在独立保函纠纷中,在当事人对法律适用未作明确约定时,其法律适用应注意以下几个问题:

1.民事诉讼法第142条第三款的规定:中国法和中国参加的国际条约没有规定的,可以直接适用国际惯例,因此在当事人没有约定,且我国法律和条约缺乏相关规定时,法院是可以援用相关国际惯例的,现实中多次也的确是将URDG458作为参照适用 。

2.尽管信用证与独立保函具有相似性,但毕竟属两种制度,在当事人没有约定的情况下,信用证的相关国际惯例和司法解释不应作为定案依据。

3.《见索即付保函统一规则》,未对受益人的欺诈或滥用权利及担保人的抗辩权作出明确规定,因此当事人在选择国际惯例作为保函争议解决依据时,或者未对法律适用做出约定时,在涉及欺诈的情况下,仍需以欺诈之诉应适用的准据法为依据解决欺诈争议。

结语:期待明确指引

独立保函是国际交易中重要的信用工具,对此类纠纷的审理倾向和理念,直接关系着我国国际贸易的发展和成长;独立保函纠纷作为涉外案件的一类 ,其

判决结果和水平,直接影响着我国司法的国际形象和权威地位。

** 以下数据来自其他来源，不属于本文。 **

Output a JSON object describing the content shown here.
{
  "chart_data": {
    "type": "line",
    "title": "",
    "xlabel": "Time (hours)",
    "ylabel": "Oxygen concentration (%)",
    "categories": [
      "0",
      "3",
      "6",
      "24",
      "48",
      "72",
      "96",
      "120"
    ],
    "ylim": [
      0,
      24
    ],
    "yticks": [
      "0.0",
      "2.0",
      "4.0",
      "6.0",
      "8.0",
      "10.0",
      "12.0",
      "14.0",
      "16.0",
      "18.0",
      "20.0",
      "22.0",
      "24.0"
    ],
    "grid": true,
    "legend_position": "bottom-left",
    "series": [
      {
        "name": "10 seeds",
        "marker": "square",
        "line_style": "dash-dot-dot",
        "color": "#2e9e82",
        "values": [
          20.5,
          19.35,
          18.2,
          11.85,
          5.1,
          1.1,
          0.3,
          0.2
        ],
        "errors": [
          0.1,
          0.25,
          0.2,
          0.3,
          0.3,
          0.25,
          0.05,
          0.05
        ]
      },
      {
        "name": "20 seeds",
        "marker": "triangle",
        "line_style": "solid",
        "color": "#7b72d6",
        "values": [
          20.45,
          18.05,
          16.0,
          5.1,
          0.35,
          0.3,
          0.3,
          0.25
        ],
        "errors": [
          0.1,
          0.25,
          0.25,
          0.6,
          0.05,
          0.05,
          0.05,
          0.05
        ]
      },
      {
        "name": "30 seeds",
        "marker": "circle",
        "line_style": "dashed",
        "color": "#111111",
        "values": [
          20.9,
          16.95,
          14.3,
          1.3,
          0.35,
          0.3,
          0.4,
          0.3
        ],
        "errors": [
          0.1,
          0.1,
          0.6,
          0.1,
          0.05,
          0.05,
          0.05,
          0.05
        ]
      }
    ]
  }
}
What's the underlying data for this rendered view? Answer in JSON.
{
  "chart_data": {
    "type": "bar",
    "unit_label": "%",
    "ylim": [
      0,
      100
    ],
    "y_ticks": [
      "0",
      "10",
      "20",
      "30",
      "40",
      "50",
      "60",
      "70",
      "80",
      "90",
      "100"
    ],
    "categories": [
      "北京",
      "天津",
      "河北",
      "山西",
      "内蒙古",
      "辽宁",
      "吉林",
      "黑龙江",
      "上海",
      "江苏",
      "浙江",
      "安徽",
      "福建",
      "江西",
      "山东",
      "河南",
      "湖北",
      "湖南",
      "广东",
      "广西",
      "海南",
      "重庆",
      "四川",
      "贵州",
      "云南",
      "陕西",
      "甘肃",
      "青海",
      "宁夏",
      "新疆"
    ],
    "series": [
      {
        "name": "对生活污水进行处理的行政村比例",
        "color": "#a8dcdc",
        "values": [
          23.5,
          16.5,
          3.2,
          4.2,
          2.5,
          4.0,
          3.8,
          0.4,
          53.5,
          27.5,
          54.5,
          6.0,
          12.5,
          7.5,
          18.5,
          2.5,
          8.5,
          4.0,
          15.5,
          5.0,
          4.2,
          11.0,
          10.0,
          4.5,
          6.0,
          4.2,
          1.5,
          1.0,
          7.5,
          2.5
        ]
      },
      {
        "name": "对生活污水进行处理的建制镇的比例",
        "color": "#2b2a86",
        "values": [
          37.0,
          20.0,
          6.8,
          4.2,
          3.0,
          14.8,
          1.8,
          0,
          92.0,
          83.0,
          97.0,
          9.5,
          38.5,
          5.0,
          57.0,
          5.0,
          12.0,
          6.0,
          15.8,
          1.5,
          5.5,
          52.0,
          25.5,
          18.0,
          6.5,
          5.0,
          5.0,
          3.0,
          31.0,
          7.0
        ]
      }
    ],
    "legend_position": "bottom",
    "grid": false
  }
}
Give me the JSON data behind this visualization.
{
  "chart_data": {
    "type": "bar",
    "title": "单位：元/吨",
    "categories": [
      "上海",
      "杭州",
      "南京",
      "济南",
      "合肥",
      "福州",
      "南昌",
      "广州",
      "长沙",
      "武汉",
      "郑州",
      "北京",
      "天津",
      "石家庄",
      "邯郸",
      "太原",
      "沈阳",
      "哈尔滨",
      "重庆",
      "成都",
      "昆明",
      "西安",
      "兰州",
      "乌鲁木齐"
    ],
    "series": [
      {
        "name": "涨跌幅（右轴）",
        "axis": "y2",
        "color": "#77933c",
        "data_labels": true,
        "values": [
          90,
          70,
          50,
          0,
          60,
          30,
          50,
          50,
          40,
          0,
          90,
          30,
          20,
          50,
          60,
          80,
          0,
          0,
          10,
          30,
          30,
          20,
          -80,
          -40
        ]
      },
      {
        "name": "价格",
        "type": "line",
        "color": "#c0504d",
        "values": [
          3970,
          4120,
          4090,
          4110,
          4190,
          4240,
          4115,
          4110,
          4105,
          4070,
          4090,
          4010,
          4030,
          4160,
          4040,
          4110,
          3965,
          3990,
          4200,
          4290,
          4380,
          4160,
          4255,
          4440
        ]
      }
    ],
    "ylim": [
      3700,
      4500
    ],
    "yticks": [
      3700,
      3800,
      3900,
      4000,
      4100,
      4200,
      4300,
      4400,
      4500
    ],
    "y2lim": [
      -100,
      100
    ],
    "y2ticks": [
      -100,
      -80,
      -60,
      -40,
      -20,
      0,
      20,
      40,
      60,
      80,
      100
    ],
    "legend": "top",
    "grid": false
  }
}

而因为立法的缺失,我国各地法院在审理独立保函纠纷时审判尺度并不一致,出现的疑难问题也纷繁复杂,本文仅就其中几个方面的问题予以探讨和研究,其结论的得出也是依据现有法律法规的间接规定,甚至参考类似制度下的相关法规及国际惯例的有关精神。因此,我们希望此文的思考和结论能对相关问题的审判实践有所参考意义,更期望最高人民法院对独立保函纠纷出台相关司法解释或者案例指导,给我们的审判实践以更明确的指引。 注释

1 如辽宁省沈阳市马来西亚KUB电力公司诉被告中国光大银行股份有限公司沈阳分行见索即付保函案中,被告光大银行股份有限公司沈阳分行答辩称其开立的保函为从属性保函。

2 周辉斌:《银行保函与备用信用证法律事务》,中信出版社2003年,第38~52页

3 梁慧星:《国际贸易中银行担保法律问题研究》,法律出版社2000年,48页

4 参见沈达明: 《国际经济贸易中使用的银行担保》,对外经济贸易大学出版社1985年,第30~31页。

5 参见刘贵祥: 《独立保函制度的现实与展望》,载于《涉外商事海事审判指导》2009年第1辑,162页。

6 参见贺绍奇:《国际金融担保法律理论与实务》,人民法院出版社2000年,第40~41页。